Production of recombinant EMA-1 protein and its application for the diagnosis of Theileria equi using an enzyme immuno assay in horses from São Paulo State, Brazil / Produção da proteína recombinante EMA-1 e sua aplicação para o diagnóstico baseadono imuno ensaio enzimático de Theileria equi em equinos do Estado de São Paulo, Brasil

The erythrocytic-stage surface protein, Equi Merozoite Antigen 1 (EMA-1), is a major candidate for the development of a diagnostic antigen for equine piroplasmosis. In order to establish an effective diagnostic method for practical use, the gene encoding the entire EMA-1 of Theileria equi Jaboticabal strain was cloned and expressed in Escherichia coli as a histidine-tagged protein (His6-EMA1). The expressed EMA-1 reacted with specific antibodies in Western blot and had an apparent molecular mass of 34 kDa which was largely consistent with its theoretical value. The nucleotide sequence of the EMA-1 gene of Jaboticabal strain was comparatively analyzed with other published sequences. The results indicated a high degree of homology with EMA-1 genes of all other strains isolated from various countries. The recombinant purified His6-EMA1 protein was tested in an enzyme-linked immunosorbent assay (ELISA) for the detection of antibodies anti-T. equi in horses. The ELISA clearly differentiated T. equi-infected from Babesia caballi-infected horse sera or normal horse sera. Field serum samples collected from horses in the State of São Paulo, Southeastern Brazil, were examined for the diagnosis of T. equi infection by ELISA. Of 170 samples analyzed, 95.88 percent (163/170) were positive for T. equi infection. These results suggest that the His6-EMA1 protein expressed in E. coli could be a reliable immunodiagnostic antigen for ELISA test and that T. equi infection is a serious concern in the State of São Paulo, Brazil.
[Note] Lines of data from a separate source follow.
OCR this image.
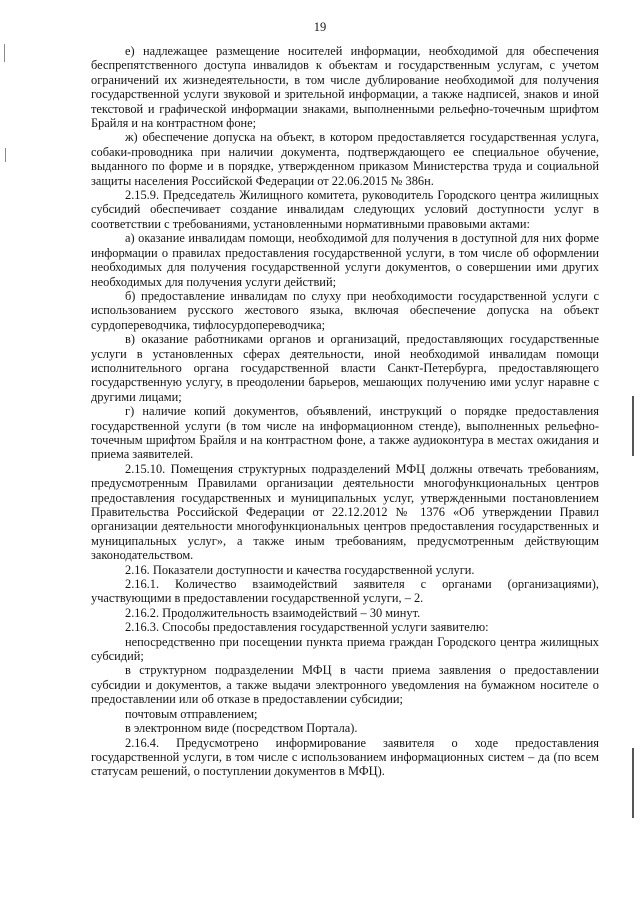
19

е) надлежащее размещение носителей информации, необходимой для обеспечения беспрепятственного доступа инвалидов к объектам и государственным услугам, с учетом ограничений их жизнедеятельности, в том числе дублирование необходимой для получения государственной услуги звуковой и зрительной информации, а также надписей, знаков и иной текстовой и графической информации знаками, выполненными рельефно-точечным шрифтом Брайля и на контрастном фоне;

ж) обеспечение допуска на объект, в котором предоставляется государственная услуга, собаки-проводника при наличии документа, подтверждающего ее специальное обучение, выданного по форме и в порядке, утвержденном приказом Министерства труда и социальной защиты населения Российской Федерации от 22.06.2015 № 386н.

2.15.9. Председатель Жилищного комитета, руководитель Городского центра жилищных субсидий обеспечивает создание инвалидам следующих условий доступности услуг в соответствии с требованиями, установленными нормативными правовыми актами:

а) оказание инвалидам помощи, необходимой для получения в доступной для них форме информации о правилах предоставления государственной услуги, в том числе об оформлении необходимых для получения государственной услуги документов, о совершении ими других необходимых для получения услуги действий;

б) предоставление инвалидам по слуху при необходимости государственной услуги с использованием русского жестового языка, включая обеспечение допуска на объект сурдопереводчика, тифлосурдопереводчика;

в) оказание работниками органов и организаций, предоставляющих государственные услуги в установленных сферах деятельности, иной необходимой инвалидам помощи исполнительного органа государственной власти Санкт-Петербурга, предоставляющего государственную услугу, в преодолении барьеров, мешающих получению ими услуг наравне с другими лицами;

г) наличие копий документов, объявлений, инструкций о порядке предоставления государственной услуги (в том числе на информационном стенде), выполненных рельефно-точечным шрифтом Брайля и на контрастном фоне, а также аудиоконтура в местах ожидания и приема заявителей.

2.15.10. Помещения структурных подразделений МФЦ должны отвечать требованиям, предусмотренным Правилами организации деятельности многофункциональных центров предоставления государственных и муниципальных услуг, утвержденными постановлением Правительства Российской Федерации от 22.12.2012 № 1376 «Об утверждении Правил организации деятельности многофункциональных центров предоставления государственных и муниципальных услуг», а также иным требованиям, предусмотренным действующим законодательством.

2.16. Показатели доступности и качества государственной услуги.

2.16.1. Количество взаимодействий заявителя с органами (организациями), участвующими в предоставлении государственной услуги, – 2.

2.16.2. Продолжительность взаимодействий – 30 минут.

2.16.3. Способы предоставления государственной услуги заявителю:

непосредственно при посещении пункта приема граждан Городского центра жилищных субсидий;

в структурном подразделении МФЦ в части приема заявления о предоставлении субсидии и документов, а также выдачи электронного уведомления на бумажном носителе о предоставлении или об отказе в предоставлении субсидии;

почтовым отправлением;

в электронном виде (посредством Портала).

2.16.4. Предусмотрено информирование заявителя о ходе предоставления государственной услуги, в том числе с использованием информационных систем – да (по всем статусам решений, о поступлении документов в МФЦ).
A proteína de superfície eritrocitária, Antígeno 1 do Merozoíta de Theileria equi (EMA-1), é um potencial candidato para o desenvolvimento de antígenos de valor diagnóstico para a piroplasmose equina. Com o objetivo de estabelecer um método de diagnóstico efetivo e prático, o gene EMA-1 da amostra Jaboticabal - SP de T. equi foi clonado e expresso em Escherichia coli contendo uma cauda de poli-histidina (His6-EMA1). O EMA-1 expresso reagiu com anticorpos específicos no Western blot e apresentou peso molecular aparente de 34 kDa, sendo altamente consistente com seu valor teórico. A sequência nucleotídica do gene EMA-1 da amostra Jaboticabal foi analisado comparativamente com outras sequências públicas, e os resultados indicam elevado grau de homologia com amostras de diversos países. A proteína recombinante purificada His6-EMA1 foi testada no ensaio imunoenzimático (ELISA) para a detecção de anticorpos anti-T. equi em equinos. O teste de ELISA diferenciou-se claramente entre soros de equinos infectados por T. equi, soros de animais infectados por Babesia caballi e soro normal de equino. Amostras de soros coletadas de equinos do Estado de São Paulo, sudeste do Brasil, foram examinadas para o diagnóstico da infecção por T. equi pelo ELISA. Das 170 amostras analisadas, 95,88 por cento (163/170) foram positivas para T. equi. Os resultados sugerem que a proteína His6-EMA1 expressa em E. coli pode ser um antígeno confiável para diagnóstico imunológico pelo teste de ELISA, e que T. equi merece grande atenção no Estado de São Paulo.